But then I can't samefag or pretend to be someone else on discord.
Asher Russell
I said dicksword.
Ayden Moore
>90s >Michael Bay >00s >Sofia Coppola
What the fuck are you smoking dude
Thomas Barnes
it'd be better to curate than just list every director, since you can already get such a list on wiki
Jeremiah Rogers
is there a nonpozzed site where you can record your watched films maybe with a short review on each one? preferably with a clean, simple interface not full of junk.
Thomas Taylor
Is William Holden kino? I saw Satan Never Sleeps and The Lion but truth to be told I was on my phone throughout both.
Nicholas Sullivan
icheckmovies Welcome to /film/, I don't care about the spreadsheets or the MEGA links (I don't curate that) and the charts in it.
Nicholas Torres
thanks doc
Josiah Thompson
Filtered by Bay
Carter James
Look man, his movies are decent but he's hardly a fucking auteur is he
Jacob Powell
He is an auteur. Learn what the word means.
Jayden Evans
YOU learn what it means shitbrick. i went to film school and i know better than you. it means someone who makes art, not gay action movies with half-thumbs mcgee
Jayden Powell
New Seidl >The second film in Ulrich Seidl’s recent diptych, which began with Rimini, follows the life of a pedophile who has not acted on his deplorable inclinations. >Soft-spoken, doting, and seemingly impotent Ewald (Georg Friedrich) and his Romanian girlfriend are setting off for her homeland to visit her family. Their lacklustre relationship crumbles, and Ewald, a pedophile who hasn’t acted on his reprehensible inclinations, begins to fixate on scouting abandoned schools in various states of disrepair — which he plans to convert into dojos for prepubescent boys (played by local non-actors as part of a participatory and meticulously monitored production alongside consenting families). Ewald’s dubious endeavour is rounded out by visits to a nursing home inhabited by his father, who suffers from dementia and whose only lucid moments come through visits to the cemetery and songs from his days as a Nazi officer.
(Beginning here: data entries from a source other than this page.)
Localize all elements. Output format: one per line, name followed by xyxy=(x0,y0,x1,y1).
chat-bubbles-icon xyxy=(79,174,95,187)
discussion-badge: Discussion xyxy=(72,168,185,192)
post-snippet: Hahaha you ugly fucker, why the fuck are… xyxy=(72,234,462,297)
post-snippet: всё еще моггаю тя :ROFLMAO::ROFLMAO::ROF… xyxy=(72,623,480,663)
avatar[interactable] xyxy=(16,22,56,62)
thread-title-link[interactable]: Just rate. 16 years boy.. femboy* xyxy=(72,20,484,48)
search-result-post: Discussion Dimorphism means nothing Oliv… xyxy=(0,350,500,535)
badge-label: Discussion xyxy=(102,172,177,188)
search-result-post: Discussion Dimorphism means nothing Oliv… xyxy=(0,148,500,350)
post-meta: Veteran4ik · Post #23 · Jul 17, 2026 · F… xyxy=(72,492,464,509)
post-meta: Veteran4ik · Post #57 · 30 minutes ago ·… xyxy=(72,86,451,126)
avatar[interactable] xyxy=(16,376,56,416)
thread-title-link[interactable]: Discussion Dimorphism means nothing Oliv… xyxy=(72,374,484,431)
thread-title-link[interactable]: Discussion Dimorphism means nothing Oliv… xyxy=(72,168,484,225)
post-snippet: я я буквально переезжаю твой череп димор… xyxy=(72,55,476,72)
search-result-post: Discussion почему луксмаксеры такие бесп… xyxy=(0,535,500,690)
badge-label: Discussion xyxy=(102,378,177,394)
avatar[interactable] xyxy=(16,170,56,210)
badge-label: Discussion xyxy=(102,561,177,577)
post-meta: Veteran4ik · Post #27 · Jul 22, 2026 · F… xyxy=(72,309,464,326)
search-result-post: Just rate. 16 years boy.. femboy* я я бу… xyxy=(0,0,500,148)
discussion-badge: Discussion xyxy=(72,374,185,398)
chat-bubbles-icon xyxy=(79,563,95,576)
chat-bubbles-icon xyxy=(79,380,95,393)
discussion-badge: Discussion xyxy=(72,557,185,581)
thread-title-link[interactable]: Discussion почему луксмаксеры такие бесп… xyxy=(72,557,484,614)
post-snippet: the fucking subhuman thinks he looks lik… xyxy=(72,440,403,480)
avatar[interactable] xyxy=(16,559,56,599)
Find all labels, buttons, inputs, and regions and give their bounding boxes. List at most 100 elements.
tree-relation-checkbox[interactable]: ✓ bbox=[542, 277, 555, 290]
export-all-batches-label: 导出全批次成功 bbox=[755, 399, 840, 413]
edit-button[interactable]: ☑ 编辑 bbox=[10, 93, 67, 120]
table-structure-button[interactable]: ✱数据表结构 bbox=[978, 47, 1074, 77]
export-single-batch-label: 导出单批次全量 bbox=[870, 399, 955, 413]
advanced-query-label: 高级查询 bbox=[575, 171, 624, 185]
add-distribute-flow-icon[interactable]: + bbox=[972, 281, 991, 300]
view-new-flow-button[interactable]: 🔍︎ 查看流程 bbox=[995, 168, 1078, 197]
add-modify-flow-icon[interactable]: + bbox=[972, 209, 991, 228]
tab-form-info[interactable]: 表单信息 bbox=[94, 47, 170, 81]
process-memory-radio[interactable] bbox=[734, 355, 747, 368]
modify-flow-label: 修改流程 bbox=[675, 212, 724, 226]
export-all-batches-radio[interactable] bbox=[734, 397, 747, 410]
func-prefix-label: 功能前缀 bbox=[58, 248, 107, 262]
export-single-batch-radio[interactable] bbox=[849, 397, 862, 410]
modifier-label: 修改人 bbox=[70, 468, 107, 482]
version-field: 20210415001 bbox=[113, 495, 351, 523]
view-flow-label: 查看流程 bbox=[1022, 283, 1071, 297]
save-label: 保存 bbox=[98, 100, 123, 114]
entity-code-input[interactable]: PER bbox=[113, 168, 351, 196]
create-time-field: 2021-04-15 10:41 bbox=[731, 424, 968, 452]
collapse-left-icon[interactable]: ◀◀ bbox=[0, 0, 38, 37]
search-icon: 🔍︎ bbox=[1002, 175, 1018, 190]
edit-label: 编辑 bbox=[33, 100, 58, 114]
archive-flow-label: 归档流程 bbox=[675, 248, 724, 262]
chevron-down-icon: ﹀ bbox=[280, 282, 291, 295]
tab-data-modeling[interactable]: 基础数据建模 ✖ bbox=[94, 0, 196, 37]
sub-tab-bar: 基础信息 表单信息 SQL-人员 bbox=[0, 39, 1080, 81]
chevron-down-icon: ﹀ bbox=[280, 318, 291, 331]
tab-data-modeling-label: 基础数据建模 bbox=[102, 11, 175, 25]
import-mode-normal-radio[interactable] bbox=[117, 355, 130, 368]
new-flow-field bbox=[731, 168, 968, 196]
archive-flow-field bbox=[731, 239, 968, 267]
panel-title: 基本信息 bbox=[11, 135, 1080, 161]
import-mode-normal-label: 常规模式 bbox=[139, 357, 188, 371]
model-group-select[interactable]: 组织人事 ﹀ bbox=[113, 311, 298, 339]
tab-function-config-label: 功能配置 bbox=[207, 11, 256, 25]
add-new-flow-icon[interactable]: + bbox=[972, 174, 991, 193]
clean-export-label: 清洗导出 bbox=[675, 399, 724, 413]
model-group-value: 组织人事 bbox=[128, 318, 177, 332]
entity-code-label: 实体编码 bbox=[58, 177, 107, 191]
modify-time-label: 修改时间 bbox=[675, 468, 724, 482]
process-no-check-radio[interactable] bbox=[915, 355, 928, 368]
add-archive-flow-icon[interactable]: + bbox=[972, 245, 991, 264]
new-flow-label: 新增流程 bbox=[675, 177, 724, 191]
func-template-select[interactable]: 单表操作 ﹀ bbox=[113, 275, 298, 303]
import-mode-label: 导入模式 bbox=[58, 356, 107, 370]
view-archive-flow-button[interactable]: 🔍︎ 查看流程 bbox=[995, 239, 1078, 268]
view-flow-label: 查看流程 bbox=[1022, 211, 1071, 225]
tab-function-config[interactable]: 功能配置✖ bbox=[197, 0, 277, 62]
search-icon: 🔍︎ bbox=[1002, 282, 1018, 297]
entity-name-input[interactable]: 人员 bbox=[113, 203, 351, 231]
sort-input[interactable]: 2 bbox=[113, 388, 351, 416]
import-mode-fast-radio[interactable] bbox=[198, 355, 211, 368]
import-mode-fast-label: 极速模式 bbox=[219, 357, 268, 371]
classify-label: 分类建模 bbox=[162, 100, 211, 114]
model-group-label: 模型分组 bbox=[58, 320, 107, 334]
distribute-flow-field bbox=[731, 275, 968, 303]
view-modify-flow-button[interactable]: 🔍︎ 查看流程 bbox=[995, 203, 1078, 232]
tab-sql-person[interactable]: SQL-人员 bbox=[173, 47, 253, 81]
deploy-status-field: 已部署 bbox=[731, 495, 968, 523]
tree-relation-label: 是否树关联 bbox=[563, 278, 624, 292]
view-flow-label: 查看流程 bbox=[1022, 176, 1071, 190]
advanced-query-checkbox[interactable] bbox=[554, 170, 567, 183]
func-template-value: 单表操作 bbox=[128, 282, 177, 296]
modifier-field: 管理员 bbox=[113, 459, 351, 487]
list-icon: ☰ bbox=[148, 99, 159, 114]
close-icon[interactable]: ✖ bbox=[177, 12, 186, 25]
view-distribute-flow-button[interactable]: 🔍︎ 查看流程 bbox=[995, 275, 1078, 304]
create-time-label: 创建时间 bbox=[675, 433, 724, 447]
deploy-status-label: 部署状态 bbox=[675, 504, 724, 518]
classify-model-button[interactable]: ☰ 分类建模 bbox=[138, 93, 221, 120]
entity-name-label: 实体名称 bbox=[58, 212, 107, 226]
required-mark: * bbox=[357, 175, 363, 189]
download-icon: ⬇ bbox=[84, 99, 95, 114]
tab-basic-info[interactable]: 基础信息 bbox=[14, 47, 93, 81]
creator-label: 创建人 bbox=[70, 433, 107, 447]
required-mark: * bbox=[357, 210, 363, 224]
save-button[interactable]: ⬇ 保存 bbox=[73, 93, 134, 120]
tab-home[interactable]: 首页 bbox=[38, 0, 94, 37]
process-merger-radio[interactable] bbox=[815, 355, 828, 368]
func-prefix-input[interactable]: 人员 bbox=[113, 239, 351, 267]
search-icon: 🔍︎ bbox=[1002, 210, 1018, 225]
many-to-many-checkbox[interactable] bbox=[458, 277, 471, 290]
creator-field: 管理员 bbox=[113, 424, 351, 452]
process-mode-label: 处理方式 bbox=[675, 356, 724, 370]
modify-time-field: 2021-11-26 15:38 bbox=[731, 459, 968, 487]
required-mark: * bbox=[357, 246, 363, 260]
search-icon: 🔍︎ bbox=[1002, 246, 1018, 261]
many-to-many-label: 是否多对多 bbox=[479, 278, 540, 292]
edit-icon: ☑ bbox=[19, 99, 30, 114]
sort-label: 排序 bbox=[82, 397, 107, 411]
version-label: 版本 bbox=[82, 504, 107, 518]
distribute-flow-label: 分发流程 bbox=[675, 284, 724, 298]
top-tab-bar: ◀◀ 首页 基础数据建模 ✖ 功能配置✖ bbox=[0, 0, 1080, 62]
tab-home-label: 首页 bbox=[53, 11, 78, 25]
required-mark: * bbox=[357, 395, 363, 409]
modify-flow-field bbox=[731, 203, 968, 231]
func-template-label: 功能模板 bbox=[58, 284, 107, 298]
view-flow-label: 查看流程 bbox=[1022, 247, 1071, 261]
>Sparta is the second film in a diptych that began with Rimini, which screened in the 2022 Berlinale Competition and centres on Ewald’s brother Richie, a financially and morally bankrupt faded pop star in a permanent state of intoxication. With Sparta, writer-director Ulrich Seidl — notorious for tackling vexing topics — intended not to scandalize but rather to provoke conversation about a contentious issue. Partnering with his frequent collaborators, including director of photography Wolfgang Thaler and co-writer Veronika Franz (who attended the Festival in 2014 with her co-directed film Goodnight Mommy), Seidl — who was the subject of TIFF 2001’s Spotlight programme and whose other TIFF credits include Paradise: Hope (TIFF ’13) and Safari (TIFF ’16) — does not shy away from controversy, and pushes his oeuvre examining the most disturbing aspects of humanity.